Alabama Tax Forms: You will report contributions to CollegeCounts on your Alabama Department of Revenue 2016 Form 40 (Part II – Line 8) for state of Alabama tax deduction purposes.
Please don’t hesitate to contact us at (866) 529-2228 if you have questions in determining the amount of your 2016 contributions eligible for the Alabama income tax deduction.

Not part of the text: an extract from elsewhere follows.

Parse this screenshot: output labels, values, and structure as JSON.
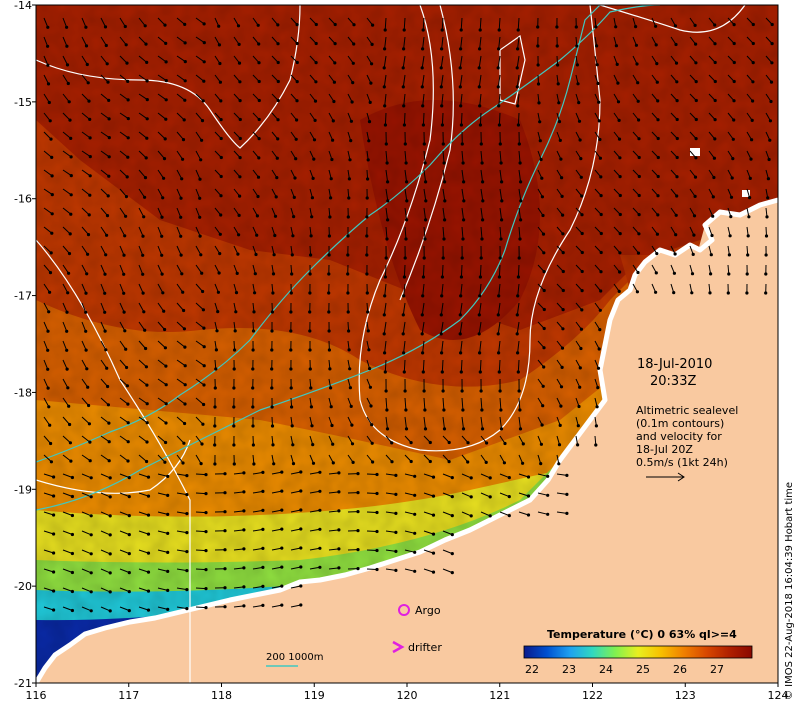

1Individuals who file an Alabama state income tax return are eligible to deduct for Alabama state income tax purposes up to $5,000 per tax year ($10,000 for married taxpayers filing jointly if both actually contribute) for total combined contributions to the Plan and other State of Alabama 529 programs. The contributions made to such qualifying plans are deductible on the tax return of the contributing taxpayer for the tax year in which the contributions are made. In the event of a Nonqualified Withdrawal from the Plan, for Alabama state income tax purposes, an amount must be added back to the income of the contributing taxpayer in an amount of the Nonqualified Withdrawal plus ten (10%) percent of such amount withdrawn. Such amount will be added back to the income of the contributing taxpayer in the tax year that the Nonqualified Withdrawal was distributed. Please consult with your tax professional.